The book has an enormous scope spanning over four thousand years of history. Gioia's research is impressive and backed up by his extensive employment of footnotes and meticulously sourced information. The sources include sociological and historical works that go far beyond the normal musical references. Having read several of Gioia’s books, I am always engaged with his research, intrigued by his contentions, amused by his humor and come away more informed.   

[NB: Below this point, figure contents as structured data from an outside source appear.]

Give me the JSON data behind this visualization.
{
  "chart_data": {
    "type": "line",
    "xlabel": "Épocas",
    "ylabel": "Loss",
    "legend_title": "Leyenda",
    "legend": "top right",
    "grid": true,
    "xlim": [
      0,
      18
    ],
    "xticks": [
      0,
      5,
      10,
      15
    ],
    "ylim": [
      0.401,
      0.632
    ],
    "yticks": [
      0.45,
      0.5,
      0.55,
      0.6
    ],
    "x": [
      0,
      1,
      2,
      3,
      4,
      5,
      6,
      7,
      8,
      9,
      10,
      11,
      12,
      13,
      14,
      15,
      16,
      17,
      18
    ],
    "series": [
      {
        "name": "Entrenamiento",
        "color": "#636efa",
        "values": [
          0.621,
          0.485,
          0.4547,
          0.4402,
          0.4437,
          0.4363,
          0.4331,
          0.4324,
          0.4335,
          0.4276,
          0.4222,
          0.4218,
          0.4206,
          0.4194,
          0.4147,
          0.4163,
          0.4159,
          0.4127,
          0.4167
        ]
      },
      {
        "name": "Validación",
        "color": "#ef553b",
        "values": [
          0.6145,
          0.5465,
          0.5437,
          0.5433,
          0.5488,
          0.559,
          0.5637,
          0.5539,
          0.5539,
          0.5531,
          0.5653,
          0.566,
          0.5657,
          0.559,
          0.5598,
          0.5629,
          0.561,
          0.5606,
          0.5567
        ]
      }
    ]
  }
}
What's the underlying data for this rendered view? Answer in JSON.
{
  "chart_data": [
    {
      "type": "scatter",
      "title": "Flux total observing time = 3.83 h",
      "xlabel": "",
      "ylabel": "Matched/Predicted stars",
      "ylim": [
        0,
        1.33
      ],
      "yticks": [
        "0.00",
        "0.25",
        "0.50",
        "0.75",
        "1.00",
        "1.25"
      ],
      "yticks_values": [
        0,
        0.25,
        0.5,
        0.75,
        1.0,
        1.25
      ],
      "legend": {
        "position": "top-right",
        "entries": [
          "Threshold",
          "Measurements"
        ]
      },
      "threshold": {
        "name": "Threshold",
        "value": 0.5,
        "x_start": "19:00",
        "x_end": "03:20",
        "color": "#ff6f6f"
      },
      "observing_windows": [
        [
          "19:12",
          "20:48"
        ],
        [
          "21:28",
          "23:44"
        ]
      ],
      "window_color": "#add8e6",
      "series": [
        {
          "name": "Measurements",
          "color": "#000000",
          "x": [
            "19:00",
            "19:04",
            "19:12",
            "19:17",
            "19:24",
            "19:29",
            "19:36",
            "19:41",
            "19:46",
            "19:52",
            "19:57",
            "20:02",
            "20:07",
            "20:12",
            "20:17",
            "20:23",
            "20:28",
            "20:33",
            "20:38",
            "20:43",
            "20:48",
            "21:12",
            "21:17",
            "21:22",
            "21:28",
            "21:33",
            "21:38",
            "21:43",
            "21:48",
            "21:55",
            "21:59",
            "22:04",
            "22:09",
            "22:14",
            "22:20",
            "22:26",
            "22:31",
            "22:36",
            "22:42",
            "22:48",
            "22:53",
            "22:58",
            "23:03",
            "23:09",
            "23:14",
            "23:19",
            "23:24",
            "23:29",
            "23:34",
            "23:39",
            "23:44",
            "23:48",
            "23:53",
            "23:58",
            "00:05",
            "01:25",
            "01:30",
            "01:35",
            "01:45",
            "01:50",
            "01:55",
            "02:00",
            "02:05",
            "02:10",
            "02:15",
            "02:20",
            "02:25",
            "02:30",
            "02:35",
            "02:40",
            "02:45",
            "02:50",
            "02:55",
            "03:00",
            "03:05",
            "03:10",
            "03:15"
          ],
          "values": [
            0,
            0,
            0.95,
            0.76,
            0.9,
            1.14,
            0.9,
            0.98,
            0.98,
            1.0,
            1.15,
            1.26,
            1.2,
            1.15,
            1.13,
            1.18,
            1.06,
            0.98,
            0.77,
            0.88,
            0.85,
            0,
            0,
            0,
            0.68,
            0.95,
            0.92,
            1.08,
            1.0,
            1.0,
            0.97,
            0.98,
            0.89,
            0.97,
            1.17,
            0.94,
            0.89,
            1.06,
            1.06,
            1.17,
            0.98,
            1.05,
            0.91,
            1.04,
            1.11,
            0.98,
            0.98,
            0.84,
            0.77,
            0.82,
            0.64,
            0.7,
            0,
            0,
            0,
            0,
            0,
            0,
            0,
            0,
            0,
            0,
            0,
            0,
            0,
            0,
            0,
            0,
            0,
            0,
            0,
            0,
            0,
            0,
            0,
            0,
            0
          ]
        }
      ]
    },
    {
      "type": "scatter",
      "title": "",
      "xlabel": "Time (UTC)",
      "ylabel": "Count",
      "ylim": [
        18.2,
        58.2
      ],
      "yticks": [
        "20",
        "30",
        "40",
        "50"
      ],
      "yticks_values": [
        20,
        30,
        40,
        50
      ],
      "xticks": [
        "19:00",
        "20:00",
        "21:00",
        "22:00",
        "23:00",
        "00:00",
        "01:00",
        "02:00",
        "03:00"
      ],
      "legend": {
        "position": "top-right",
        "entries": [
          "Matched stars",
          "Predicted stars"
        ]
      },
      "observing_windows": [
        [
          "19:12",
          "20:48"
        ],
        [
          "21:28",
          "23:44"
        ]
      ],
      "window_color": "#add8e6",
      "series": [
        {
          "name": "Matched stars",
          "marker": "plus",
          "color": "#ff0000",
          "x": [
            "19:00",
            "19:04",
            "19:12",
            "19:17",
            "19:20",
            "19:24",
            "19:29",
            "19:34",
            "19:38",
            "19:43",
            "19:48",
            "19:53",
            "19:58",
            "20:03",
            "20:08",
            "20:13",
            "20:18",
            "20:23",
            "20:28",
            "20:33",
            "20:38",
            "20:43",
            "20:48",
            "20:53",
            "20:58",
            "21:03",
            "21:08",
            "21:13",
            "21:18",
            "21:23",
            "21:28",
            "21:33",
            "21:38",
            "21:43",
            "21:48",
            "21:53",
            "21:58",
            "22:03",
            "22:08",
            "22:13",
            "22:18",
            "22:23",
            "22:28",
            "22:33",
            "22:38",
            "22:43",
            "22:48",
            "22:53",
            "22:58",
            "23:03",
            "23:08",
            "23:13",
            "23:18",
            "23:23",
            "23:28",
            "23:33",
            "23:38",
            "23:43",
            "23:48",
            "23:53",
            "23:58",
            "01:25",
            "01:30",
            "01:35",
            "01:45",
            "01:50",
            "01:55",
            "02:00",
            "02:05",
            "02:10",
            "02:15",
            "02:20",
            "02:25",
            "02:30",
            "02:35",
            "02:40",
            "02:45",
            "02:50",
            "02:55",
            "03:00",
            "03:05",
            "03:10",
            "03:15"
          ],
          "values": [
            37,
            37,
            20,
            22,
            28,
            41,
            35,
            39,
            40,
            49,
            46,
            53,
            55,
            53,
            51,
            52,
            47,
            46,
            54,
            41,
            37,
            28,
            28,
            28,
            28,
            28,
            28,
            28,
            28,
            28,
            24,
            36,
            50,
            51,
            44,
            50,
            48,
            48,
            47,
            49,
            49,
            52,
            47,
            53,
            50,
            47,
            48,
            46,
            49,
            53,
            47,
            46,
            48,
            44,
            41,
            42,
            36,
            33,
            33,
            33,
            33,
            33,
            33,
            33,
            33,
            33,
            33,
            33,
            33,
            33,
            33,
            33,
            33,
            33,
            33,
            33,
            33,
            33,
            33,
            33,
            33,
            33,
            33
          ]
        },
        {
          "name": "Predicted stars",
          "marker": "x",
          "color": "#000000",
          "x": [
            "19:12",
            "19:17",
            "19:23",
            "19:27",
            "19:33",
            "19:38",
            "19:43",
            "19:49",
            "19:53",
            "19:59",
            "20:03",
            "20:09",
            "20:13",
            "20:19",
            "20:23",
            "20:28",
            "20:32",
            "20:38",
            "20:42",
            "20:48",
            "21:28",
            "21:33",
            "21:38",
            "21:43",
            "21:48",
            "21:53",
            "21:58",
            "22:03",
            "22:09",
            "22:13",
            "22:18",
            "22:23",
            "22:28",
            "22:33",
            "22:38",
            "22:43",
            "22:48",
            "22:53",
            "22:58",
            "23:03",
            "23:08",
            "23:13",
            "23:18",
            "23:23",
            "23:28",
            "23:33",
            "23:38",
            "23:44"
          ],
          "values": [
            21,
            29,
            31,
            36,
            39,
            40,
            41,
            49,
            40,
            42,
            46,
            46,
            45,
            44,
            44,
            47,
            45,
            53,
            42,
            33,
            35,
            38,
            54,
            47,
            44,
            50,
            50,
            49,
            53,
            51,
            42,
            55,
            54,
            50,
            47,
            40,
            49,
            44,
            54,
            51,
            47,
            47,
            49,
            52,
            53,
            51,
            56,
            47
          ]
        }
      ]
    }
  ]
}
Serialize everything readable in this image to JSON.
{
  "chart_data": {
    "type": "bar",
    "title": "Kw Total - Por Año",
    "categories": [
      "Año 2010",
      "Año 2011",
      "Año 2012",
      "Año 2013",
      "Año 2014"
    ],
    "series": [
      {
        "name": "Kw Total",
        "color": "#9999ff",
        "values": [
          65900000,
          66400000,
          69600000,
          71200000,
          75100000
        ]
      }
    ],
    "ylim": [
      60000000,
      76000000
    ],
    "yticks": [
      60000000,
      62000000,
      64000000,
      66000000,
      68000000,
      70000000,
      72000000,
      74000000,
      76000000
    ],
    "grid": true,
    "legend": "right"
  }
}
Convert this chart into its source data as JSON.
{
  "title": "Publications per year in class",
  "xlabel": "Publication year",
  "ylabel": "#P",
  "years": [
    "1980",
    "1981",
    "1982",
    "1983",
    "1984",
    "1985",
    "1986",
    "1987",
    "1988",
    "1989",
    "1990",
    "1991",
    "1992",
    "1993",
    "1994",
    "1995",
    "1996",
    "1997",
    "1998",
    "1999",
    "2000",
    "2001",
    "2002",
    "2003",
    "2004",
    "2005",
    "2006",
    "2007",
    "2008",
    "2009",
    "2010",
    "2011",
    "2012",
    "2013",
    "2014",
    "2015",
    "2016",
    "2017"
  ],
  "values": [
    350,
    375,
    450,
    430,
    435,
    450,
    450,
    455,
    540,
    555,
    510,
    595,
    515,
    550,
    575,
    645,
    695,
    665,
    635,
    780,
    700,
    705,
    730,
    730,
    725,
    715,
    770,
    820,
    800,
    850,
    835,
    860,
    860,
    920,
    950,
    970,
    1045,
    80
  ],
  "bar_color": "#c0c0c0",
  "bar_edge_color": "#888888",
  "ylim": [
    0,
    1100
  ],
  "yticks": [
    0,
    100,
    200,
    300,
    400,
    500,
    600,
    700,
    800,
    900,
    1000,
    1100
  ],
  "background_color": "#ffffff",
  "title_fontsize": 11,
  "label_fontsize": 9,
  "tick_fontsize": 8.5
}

Gioia’s work unearths the sociological concept that innovation and change in music is almost always sourced from the lower economic classes of society. He identifies the restless common and disenfranchised, the outsiders of society who repeatedly introduce new music, lyrics and ideas that push the envelop of acceptable social norms at any given stage in history. This disruptive element occurs throughout history- the minstrels, the bluesmen, the jazzers, classicists, the folk singers, the rock and rollers, the be-boppers, the punks, the avant garders, the rappers- all face vigorous resistance and sometimes outright censor. Eventually,  Gioia points out that no matter what is originally seen in music as outrageous, unharmonious, outside of the established rules or too disruptive to the existing order, changes are generally assimilated into the society in some measure and are morphed into a part of the new standard. In many cases, the acceptance of change in music is often created by artistic innovation, spurred by discontent with social injustice (Bob Dylan), personal discontent (Kurt Cobain) or motivated by the simple desire to make oneself different (David Bowie). But as Gioia points out, these shifts in music are often diluted, commercialized and shamelessly exploited by shrewd entrepreneurs whose sole goal is to profit from the artists innovation.

Gioia doesn't shy away from the fight between the musician and the music business, which  has continued to diminish the value of the musical artist’s compensation. Sadly, modern web-based streaming of music has accelerated the dilution of the earning power of the artist. If Gioia’s history of music documents anything, it has validated the concept that music’s inherent appeal is like a powerful aphrodisiac. It attracts listeners, excites,soothes, rallies, mesmerizes, romances, enrages, nationalizes and entertains its audience. it is truly a gift. But the shameless commoditization of the music has predominantly worked against the artist and only for big businesses benefit. It is an unsustainable paradigm for the working musician/ artist and must correct.

It may require a revolution, an organized protest amongst artists, to unite all musicians to a common goal, value and equity. Cleary music offers numerous societal values far beyond purely economic factors, but if music becomes only about the money, then the real living, breathing, innovating and innovating musicians, who will not be able to sustain themselves under the current economic policies may go extinct. The prospect of the future music being manufactured by cheaper, algorithmically driven, artificial intelligence developed, Pythagorean math-generated music machines will come to pass and music will have lost its most important element, humanity. I for one hope that I will never live to see that day.